My blog is a blog is my blog...: Pack Up & Go. This World Has No Place For Me.

Thursday, April 14, 2005

Pack Up & Go. This World Has No Place For Me.

I've discovered a very interesting post on love from April's blog yesterday. Decided to leech that from her later on.
My mind is feeling heavy yet it feels so light although the examinations are drawing near. I can focus but I am distracted easily.
Shyna just showed me some posts from her closed blog last night. Will extract excerpts from there after my papers and crap about it. And I believe it would be interesting to see the responses from you people.
A few things I was pondering over when I was returning home from lunch just now.
  1. Why do snails like to crawl on pavements and get stepped on by homosapiens?
  2. Why do frogs like to stay on the pavement and jump away when you cycle past them?
  3. Why do I have such a headache when I am reading through simple things but enjoyed reading through more difficult modules instead?

Lastly, 4. Why did that thing happen on 5th March 2002? Why, why and why? 1000X "why"s.

I think after my papers, I will go nuts.
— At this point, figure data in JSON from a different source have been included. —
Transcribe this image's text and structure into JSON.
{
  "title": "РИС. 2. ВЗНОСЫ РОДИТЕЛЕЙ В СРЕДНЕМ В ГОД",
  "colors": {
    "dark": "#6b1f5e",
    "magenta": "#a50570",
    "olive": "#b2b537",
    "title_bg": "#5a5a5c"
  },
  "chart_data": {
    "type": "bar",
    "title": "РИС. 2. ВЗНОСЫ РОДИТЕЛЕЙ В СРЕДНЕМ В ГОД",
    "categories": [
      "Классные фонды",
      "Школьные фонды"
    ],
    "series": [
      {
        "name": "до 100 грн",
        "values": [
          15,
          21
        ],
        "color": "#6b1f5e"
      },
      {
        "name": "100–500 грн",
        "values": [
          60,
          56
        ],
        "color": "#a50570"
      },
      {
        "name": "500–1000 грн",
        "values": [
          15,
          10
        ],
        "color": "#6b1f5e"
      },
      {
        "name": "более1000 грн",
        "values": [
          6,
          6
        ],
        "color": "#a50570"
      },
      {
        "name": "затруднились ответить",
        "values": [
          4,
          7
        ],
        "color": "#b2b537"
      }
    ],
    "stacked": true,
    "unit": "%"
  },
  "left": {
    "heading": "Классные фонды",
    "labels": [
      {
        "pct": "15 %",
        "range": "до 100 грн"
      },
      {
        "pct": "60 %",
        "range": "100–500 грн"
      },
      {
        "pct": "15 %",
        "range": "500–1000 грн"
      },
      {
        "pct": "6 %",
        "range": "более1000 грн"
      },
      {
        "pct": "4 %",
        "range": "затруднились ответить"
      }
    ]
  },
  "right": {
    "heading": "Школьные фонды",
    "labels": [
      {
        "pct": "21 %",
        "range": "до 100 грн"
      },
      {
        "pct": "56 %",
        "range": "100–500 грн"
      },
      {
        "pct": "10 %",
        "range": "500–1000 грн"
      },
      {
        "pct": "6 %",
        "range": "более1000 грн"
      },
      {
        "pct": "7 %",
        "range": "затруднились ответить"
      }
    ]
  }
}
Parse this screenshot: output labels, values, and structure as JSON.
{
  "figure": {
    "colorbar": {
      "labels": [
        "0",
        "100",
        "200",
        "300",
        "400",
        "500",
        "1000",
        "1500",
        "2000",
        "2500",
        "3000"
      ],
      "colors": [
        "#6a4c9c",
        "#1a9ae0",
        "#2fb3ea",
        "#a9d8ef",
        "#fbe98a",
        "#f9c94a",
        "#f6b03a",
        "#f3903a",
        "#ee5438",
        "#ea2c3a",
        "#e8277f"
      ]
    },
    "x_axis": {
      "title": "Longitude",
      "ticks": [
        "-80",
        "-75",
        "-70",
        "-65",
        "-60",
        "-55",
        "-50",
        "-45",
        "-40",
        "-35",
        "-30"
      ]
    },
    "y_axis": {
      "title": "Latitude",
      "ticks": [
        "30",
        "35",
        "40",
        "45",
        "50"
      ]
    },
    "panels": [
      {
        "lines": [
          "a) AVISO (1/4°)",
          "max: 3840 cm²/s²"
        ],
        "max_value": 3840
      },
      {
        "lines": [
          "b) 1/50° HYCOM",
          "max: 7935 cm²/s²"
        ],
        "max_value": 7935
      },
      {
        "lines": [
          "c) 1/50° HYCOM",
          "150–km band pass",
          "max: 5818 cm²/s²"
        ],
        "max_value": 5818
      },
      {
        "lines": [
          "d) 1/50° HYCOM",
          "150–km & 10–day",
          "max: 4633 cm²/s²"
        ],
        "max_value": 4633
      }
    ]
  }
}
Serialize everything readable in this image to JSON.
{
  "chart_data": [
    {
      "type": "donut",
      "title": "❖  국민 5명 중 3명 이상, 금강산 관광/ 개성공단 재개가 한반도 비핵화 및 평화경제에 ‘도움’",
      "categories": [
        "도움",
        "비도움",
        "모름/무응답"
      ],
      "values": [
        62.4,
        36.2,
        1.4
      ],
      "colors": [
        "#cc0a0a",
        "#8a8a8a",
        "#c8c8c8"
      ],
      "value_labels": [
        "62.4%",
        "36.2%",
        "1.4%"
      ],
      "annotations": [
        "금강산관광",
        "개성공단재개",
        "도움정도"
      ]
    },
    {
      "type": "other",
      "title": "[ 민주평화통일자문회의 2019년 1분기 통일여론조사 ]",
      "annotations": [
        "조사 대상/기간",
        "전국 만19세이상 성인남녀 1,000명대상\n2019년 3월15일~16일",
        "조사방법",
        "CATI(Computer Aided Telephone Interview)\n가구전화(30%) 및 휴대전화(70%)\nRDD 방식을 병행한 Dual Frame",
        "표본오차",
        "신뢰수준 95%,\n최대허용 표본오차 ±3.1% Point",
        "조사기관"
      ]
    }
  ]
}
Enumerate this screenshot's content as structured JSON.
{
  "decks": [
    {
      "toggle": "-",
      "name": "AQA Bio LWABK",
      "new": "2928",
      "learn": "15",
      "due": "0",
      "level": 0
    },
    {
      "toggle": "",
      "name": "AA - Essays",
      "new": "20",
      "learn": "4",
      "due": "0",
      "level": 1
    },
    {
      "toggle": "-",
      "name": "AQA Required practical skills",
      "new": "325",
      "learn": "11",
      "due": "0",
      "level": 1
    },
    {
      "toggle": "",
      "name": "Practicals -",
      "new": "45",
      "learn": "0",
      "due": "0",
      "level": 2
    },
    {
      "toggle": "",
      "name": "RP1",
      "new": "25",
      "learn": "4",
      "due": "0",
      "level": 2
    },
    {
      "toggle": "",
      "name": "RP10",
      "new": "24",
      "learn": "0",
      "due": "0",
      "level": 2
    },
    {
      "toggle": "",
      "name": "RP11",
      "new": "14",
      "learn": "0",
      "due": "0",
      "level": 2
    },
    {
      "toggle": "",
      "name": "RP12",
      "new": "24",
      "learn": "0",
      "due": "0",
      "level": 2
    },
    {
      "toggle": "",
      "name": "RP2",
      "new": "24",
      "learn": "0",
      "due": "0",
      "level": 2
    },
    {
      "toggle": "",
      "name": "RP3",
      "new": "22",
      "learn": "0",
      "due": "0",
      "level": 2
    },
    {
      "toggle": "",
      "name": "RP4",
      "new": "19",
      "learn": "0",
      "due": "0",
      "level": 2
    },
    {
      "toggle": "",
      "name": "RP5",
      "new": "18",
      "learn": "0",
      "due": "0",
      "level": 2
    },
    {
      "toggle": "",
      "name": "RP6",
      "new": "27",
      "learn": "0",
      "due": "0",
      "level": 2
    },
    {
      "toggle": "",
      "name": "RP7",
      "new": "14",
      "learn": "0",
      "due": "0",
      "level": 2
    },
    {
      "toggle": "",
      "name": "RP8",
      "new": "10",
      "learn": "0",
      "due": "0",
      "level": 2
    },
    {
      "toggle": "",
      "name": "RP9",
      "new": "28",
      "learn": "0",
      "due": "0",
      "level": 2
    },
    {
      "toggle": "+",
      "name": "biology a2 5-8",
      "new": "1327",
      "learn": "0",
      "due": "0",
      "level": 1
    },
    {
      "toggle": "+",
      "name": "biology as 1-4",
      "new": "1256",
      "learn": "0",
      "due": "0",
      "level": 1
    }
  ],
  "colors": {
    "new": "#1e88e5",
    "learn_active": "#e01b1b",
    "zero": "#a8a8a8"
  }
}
This period will be a time when I study so hard until half my life is gone. Probably after my papers, I will drink the other half of my life away. Probably.

I really envy those with self-discipline not to chat on MSN. Or even come online for that matter.

Oh where had my self-discipline went to?

I had the programmes all planned out for the holidays. And it seemed that it would be kind of packed. With meetings, plannings, outings, drinking, cycling, tanning, clubbing, slacking and not forgetting, stoning.

I want to cook for my loved one. I want to hug my loved one to sleep. I want to sacrifice my sleep for my loved one. I want to be there for my loved one when she needs me. I want to do so much so much. But circumstances do not allow that to happen.

Sucker for love? Sucker for relationships?

NEVER.

I've hidden my frustrations, my anger, my sadness, my melancholy, my happiness, my emotions, my everything and everything. When will I be myself again?

I miss Eric and Ivan and Alan. Good ol' drinking buddies cum soulmates whom you might never find again on Earth. Sorry to NIE people but I'm sad to say somehow, I can't fit much into the circle for most of you. I am a bad. As bad as you can see of me now, it is just the tip of the iceberg. Just don't try me or test my patience.

Awwwww I'm so bad to talk like this.

But do I look as if I give two hoots about it?

p.s. This blog expresses no melancholy but only sarcasm and openness to the author's surroundings. Any misunderstandings or unhappiness won't be taken into account by the author.